Recent projects by the Group have included excavation and survey surveys of the former Whitehouses Pumping Station on the Wendover Arm and the former steam-generating boiler house at the Three Locks on the Grand Union Canal. Doug’s talk is a must for anyone interested in industrial archaeology, but it is also highly recommended to those who enjoy walking local towpaths or navigating the canals.
The next BAS lecture – open to all and at no charge – will be on Saturday 9th at 2.30pm in the Bucks County Museum HP20 2QP. Julian Hunt will now talk on How Woughton kept its Green: the story of the ancient village green at Woughton on the Green which survived Parliamentary enclosure, the construction of the Grand Junction Canal and the creation of the New City of Milton Keynes. This talk is a prelude to a proposed BAS summer visit to Woughton when we will inspect the house platforms, sunken lanes and ridge and furrow in and around the Green as well as visiting the church and the remaining timber-framed farmhouses.
Bucks Archaeological Society Library team, County Museum, Church Street Aylesbury HP20 2QP, Tel. 01296 397200
The Library is open to researchers each Wednesday 10am – 4pm. Do drop in but it would be helpful if you could make an appointment so that we can prepare for your visit. Please ring (Wednesdays or voicemail other days) or email to make an appointment.

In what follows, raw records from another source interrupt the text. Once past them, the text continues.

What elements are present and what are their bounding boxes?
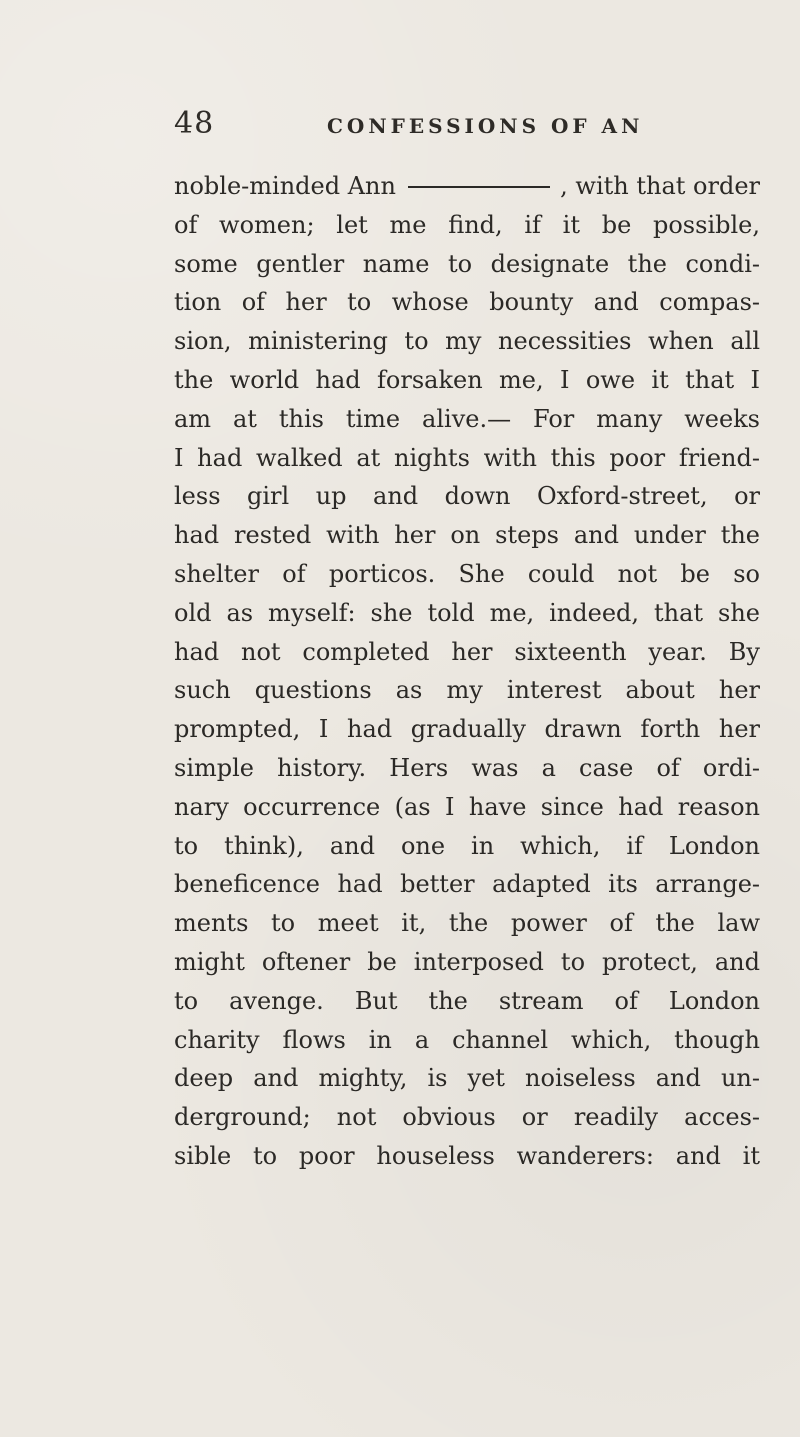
text-line-18: to think), and one in which, if London bbox=[174, 831, 760, 860]
body-text bbox=[174, 167, 760, 1176]
text-line-20: ments to meet it, the power of the law bbox=[174, 909, 760, 938]
text-line-5: sion, ministering to my necessities when all bbox=[174, 327, 760, 356]
page-number: 48 bbox=[174, 106, 215, 141]
text-line-8: I had walked at nights with this poor friend- bbox=[174, 443, 760, 472]
text-line-1-right: , with that order bbox=[560, 172, 760, 200]
text-line-4: tion of her to whose bounty and compas- bbox=[174, 288, 760, 317]
text-line-1-left: noble-minded Ann bbox=[174, 172, 396, 200]
text-line-13: had not completed her sixteenth year. By bbox=[174, 637, 760, 666]
text-line-26: sible to poor houseless wanderers: and it bbox=[174, 1141, 760, 1170]
text-line-12: old as myself: she told me, indeed, that she bbox=[174, 598, 760, 627]
text-line-17: nary occurrence (as I have since had reason bbox=[174, 792, 760, 821]
text-line-22: to avenge. But the stream of London bbox=[174, 986, 760, 1015]
text-line-3: some gentler name to designate the condi- bbox=[174, 249, 760, 278]
text-line-11: shelter of porticos. She could not be so bbox=[174, 559, 760, 588]
text-line-7: am at this time alive.— For many weeks bbox=[174, 404, 760, 433]
text-line-21: might oftener be interposed to protect, and bbox=[174, 947, 760, 976]
em-dash-rule bbox=[408, 186, 550, 188]
text-line-1 bbox=[174, 167, 760, 206]
text-line-15: prompted, I had gradually drawn forth her bbox=[174, 715, 760, 744]
text-line-23: charity flows in a channel which, though bbox=[174, 1025, 760, 1054]
text-line-6: the world had forsaken me, I owe it that I bbox=[174, 365, 760, 394]
running-title: CONFESSIONS OF AN bbox=[327, 114, 644, 138]
text-line-19: beneficence had better adapted its arrange- bbox=[174, 870, 760, 899]
text-line-24: deep and mighty, is yet noiseless and un- bbox=[174, 1064, 760, 1093]
text-line-16: simple history. Hers was a case of ordi- bbox=[174, 753, 760, 782]
text-line-25: derground; not obvious or readily acces- bbox=[174, 1103, 760, 1132]
text-line-14: such questions as my interest about her bbox=[174, 676, 760, 705]
text-line-10: had rested with her on steps and under the bbox=[174, 521, 760, 550]
text-line-2: of women; let me find, if it be possible, bbox=[174, 210, 760, 239]
text-line-9: less girl up and down Oxford-street, or bbox=[174, 482, 760, 511]
running-head bbox=[174, 107, 694, 147]
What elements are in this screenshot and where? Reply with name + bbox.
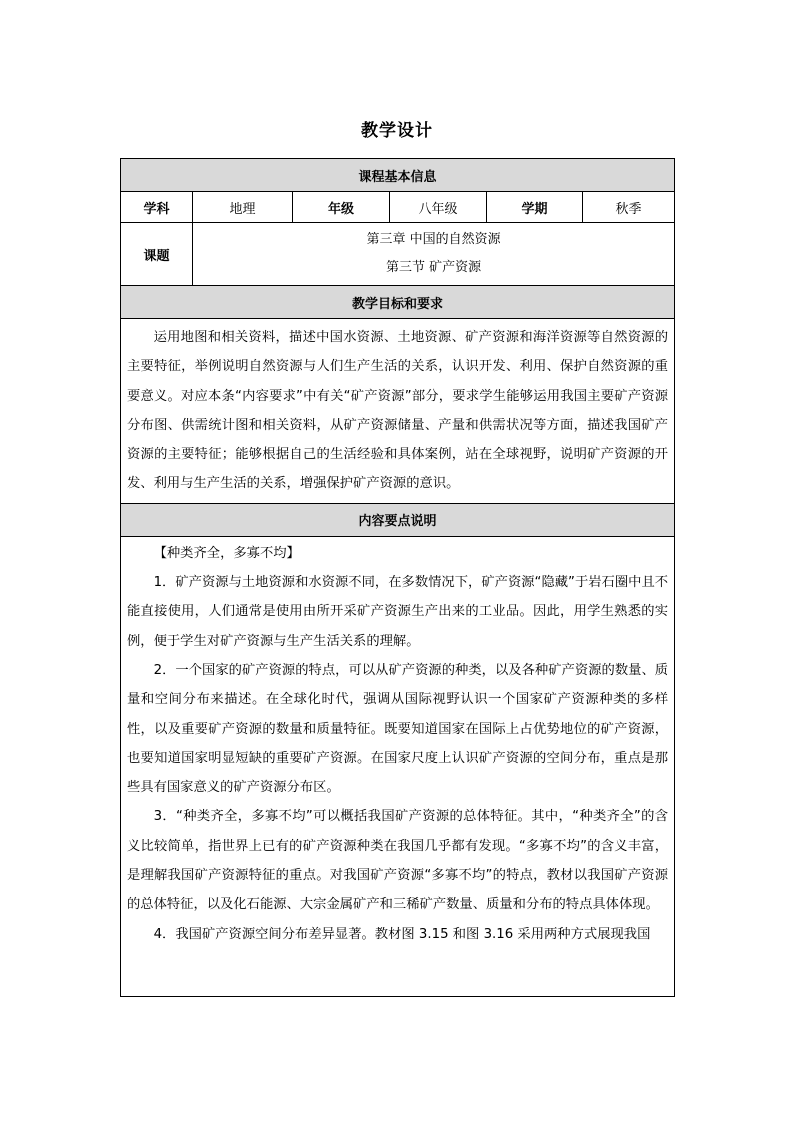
content-paragraph: 3．“种类齐全，多寡不均”可以概括我国矿产资源的总体特征。其中，“种类齐全”的含义比较简单，指世界上已有的矿产资源种类在我国几乎都有发现。“多寡不均”的含义丰富，是理解我国矿产资源特征的重点。对我国矿产资源“多寡不均”的特点，教材以我国矿产资源的总体特征，以及化石能源、大宗金属矿产和三稀矿产数量、质量和分布的特点具体体现。 [127,809,669,913]
grade-value: 八年级 [390,192,487,223]
grade-label: 年级 [293,192,390,223]
subject-label: 学科 [121,192,193,223]
topic-label: 课题 [121,223,193,286]
content-paragraph: 1．矿产资源与土地资源和水资源不同，在多数情况下，矿产资源“隐藏”于岩石圈中且不能直接使用，人们通常是使用由所开采矿产资源生产出来的工业品。因此，用学生熟悉的实例，便于学生对矿产资源与生产生活关系的理解。 [127,575,669,649]
content-cell [121,536,675,996]
topic-value [193,223,675,286]
subject-value: 地理 [193,192,293,223]
page-title: 教学设计 [361,121,433,141]
content-paragraph: 2．一个国家的矿产资源的特点，可以从矿产资源的种类，以及各种矿产资源的数量、质量和空间分布来描述。在全球化时代，强调从国际视野认识一个国家矿产资源种类的多样性，以及重要矿产资源的数量和质量特征。既要知道国家在国际上占优势地位的矿产资源，也要知道国家明显短缺的重要矿产资源。在国家尺度上认识矿产资源的空间分布，重点是那些具有国家意义的矿产资源分布区。 [127,662,669,796]
basic-info-row [121,192,675,223]
content-subtitle: 【种类齐全，多寡不均】 [153,545,300,561]
topic-section: 第三节 矿产资源 [385,260,482,275]
basic-info-header: 课程基本信息 [121,159,675,192]
objectives-cell [121,319,675,504]
topic-row [121,223,675,286]
term-value: 秋季 [583,192,675,223]
objectives-text: 运用地图和相关资料，描述中国水资源、土地资源、矿产资源和海洋资源等自然资源的主要特征，举例说明自然资源与人们生产生活的关系，认识开发、利用、保护自然资源的重要意义。对应本条“内容要求”中有关“矿产资源”部分，要求学生能够运用我国主要矿产资源分布图、供需统计图和相关资料，从矿产资源储量、产量和供需状况等方面，描述我国矿产资源的主要特征；能够根据自己的生活经验和具体案例，站在全球视野，说明矿产资源的开发、利用与生产生活的关系，增强保护矿产资源的意识。 [127,330,669,492]
topic-chapter: 第三章 中国的自然资源 [366,232,501,247]
lesson-design-table [120,158,675,997]
objectives-header: 教学目标和要求 [121,286,675,319]
content-paragraph: 4．我国矿产资源空间分布差异显著。教材图 3.15 和图 3.16 采用两种方式展现我国 [153,926,651,942]
term-label: 学期 [487,192,583,223]
content-header: 内容要点说明 [121,503,675,536]
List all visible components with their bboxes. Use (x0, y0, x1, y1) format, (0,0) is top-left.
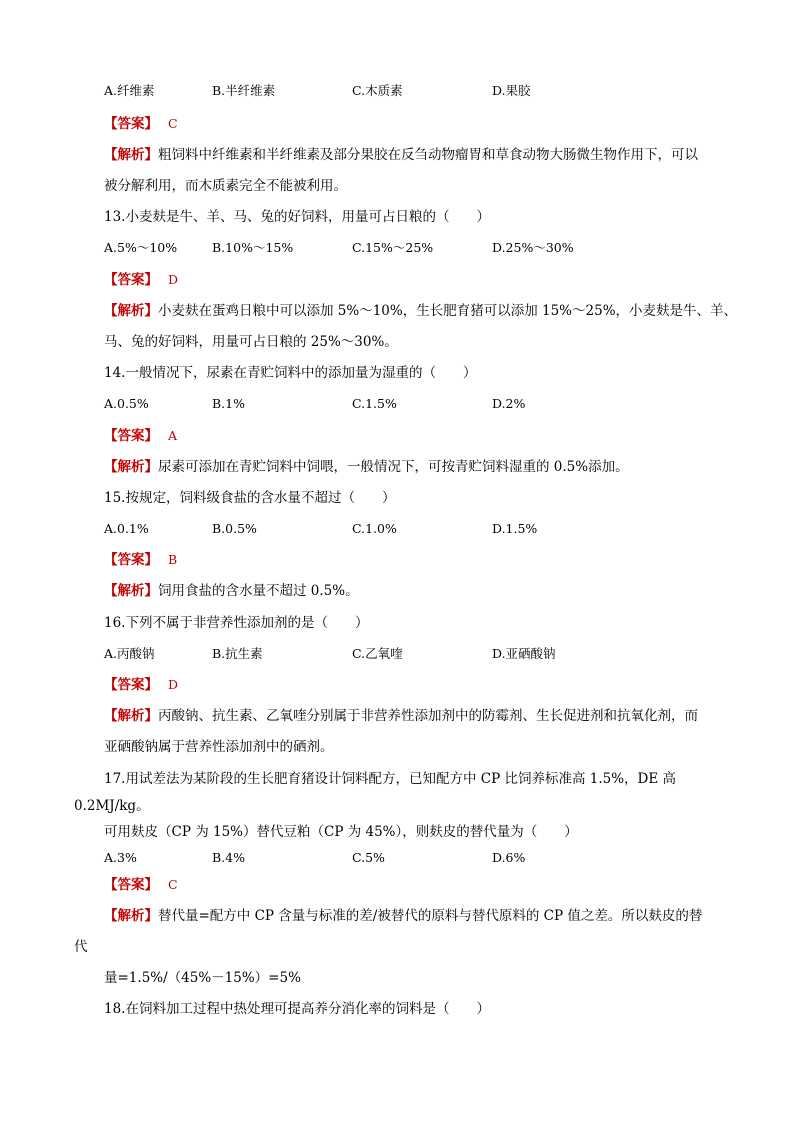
q16-option-b: B.抗生素 (212, 646, 263, 661)
answer-letter: D (168, 677, 179, 692)
explanation-text: 尿素可添加在青贮饲料中饲喂，一般情况下，可按青贮饲料湿重的 0.5%添加。 (158, 459, 629, 475)
explanation-text: 丙酸钠、抗生素、乙氧喹分别属于非营养性添加剂中的防霉剂、生长促进剂和抗氧化剂，而 (158, 708, 698, 724)
answer-label: 【答案】 (104, 272, 158, 288)
q12-option-d: D.果胶 (492, 83, 531, 98)
q17-explanation-line-2: 代 (74, 939, 88, 955)
q16-option-c: C.乙氧喹 (352, 646, 403, 661)
q13-option-c: C.15%～25% (352, 240, 434, 255)
answer-letter: B (168, 552, 178, 567)
answer-label: 【答案】 (104, 552, 158, 568)
q16-option-a: A.丙酸钠 (104, 646, 155, 661)
explanation-text: 替代量=配方中 CP 含量与标准的差/被替代的原料与替代原料的 CP 值之差。所以麸皮的替 (158, 908, 703, 924)
explanation-text: 粗饲料中纤维素和半纤维素及部分果胶在反刍动物瘤胃和草食动物大肠微生物作用下，可以 (158, 147, 698, 163)
q17-stem-line-2: 0.2MJ/kg。 (74, 798, 150, 814)
explanation-label: 【解析】 (104, 147, 158, 163)
q17-option-c: C.5% (352, 850, 385, 865)
answer-label: 【答案】 (104, 116, 158, 132)
q17-explanation-line-1 (104, 907, 702, 925)
answer-letter: A (168, 428, 178, 443)
q17-explanation-line-3: 量=1.5%/（45%－15%）=5% (104, 970, 301, 986)
q14-option-b: B.1% (212, 396, 245, 411)
q12-explanation-line-2: 被分解利用，而木质素完全不能被利用。 (104, 178, 347, 194)
answer-label: 【答案】 (104, 677, 158, 693)
q15-option-c: C.1.0% (352, 521, 397, 536)
q16-answer (104, 676, 178, 694)
q16-stem: 16.下列不属于非营养性添加剂的是（ ） (104, 615, 369, 631)
q17-stem-line-1: 17.用试差法为某阶段的生长肥育猪设计饲料配方，已知配方中 CP 比饲养标准高 1.5%，DE 高 (104, 771, 677, 787)
q15-answer (104, 551, 177, 569)
q12-answer (104, 115, 178, 133)
answer-letter: C (168, 116, 178, 131)
q14-option-d: D.2% (492, 396, 526, 411)
q14-option-a: A.0.5% (104, 396, 149, 411)
q15-explanation-line-1 (104, 582, 359, 600)
q16-explanation-line-2: 亚硒酸钠属于营养性添加剂中的硒剂。 (104, 739, 334, 755)
q18-stem: 18.在饲料加工过程中热处理可提高养分消化率的饲料是（ ） (104, 1001, 490, 1017)
q13-option-d: D.25%～30% (492, 240, 574, 255)
q12-option-a: A.纤维素 (104, 83, 155, 98)
q13-stem: 13.小麦麸是牛、羊、马、兔的好饲料，用量可占日粮的（ ） (104, 209, 490, 225)
answer-letter: D (168, 272, 179, 287)
q17-option-d: D.6% (492, 850, 526, 865)
q17-option-b: B.4% (212, 850, 245, 865)
q17-option-a: A.3% (104, 850, 137, 865)
q16-option-d: D.亚硒酸钠 (492, 646, 556, 661)
q14-answer (104, 427, 177, 445)
q13-option-a: A.5%～10% (104, 240, 178, 255)
q15-option-d: D.1.5% (492, 521, 538, 536)
q13-option-b: B.10%～15% (212, 240, 294, 255)
explanation-text: 小麦麸在蛋鸡日粮中可以添加 5%～10%，生长肥育猪可以添加 15%～25%，小麦麸是牛、羊、 (158, 303, 738, 319)
q14-explanation-line-1 (104, 458, 629, 476)
answer-label: 【答案】 (104, 428, 158, 444)
q12-option-c: C.木质素 (352, 83, 403, 98)
answer-label: 【答案】 (104, 877, 158, 893)
explanation-label: 【解析】 (104, 708, 158, 724)
q16-explanation-line-1 (104, 707, 698, 725)
explanation-label: 【解析】 (104, 303, 158, 319)
q17-answer (104, 876, 178, 894)
explanation-text: 饲用食盐的含水量不超过 0.5%。 (158, 583, 359, 599)
q13-explanation-line-2: 马、兔的好饲料，用量可占日粮的 25%～30%。 (104, 334, 398, 350)
q12-explanation-line-1 (104, 146, 698, 164)
q17-stem-line-3: 可用麸皮（CP 为 15%）替代豆粕（CP 为 45%），则麸皮的替代量为（ ） (104, 824, 578, 840)
answer-letter: C (168, 877, 178, 892)
q14-option-c: C.1.5% (352, 396, 397, 411)
explanation-label: 【解析】 (104, 583, 158, 599)
q13-explanation-line-1 (104, 302, 737, 320)
explanation-label: 【解析】 (104, 459, 158, 475)
explanation-label: 【解析】 (104, 908, 158, 924)
q15-stem: 15.按规定，饲料级食盐的含水量不超过（ ） (104, 490, 396, 506)
q13-answer (104, 271, 178, 289)
q14-stem: 14.一般情况下，尿素在青贮饲料中的添加量为湿重的（ ） (104, 365, 477, 381)
q15-option-b: B.0.5% (212, 521, 257, 536)
q12-option-b: B.半纤维素 (212, 83, 276, 98)
q15-option-a: A.0.1% (104, 521, 149, 536)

Our next lecture – open to all and at no charge – will be on Saturday 19th January at 2.30pm in the Bucks County Museum HP20 2QP. Sarah Gray will talk on Artist gardeners between the Wars: Clare Leighton and John Nash in Bucks. Not just art and gardens but also the pressures on landscape in the 1920s and 1930s from motor traffic and both suburban and rural housing developments. Both artists were part of an early and successful campaign to preserve the view of Whiteleaf Cross from being blocked by commercial housing.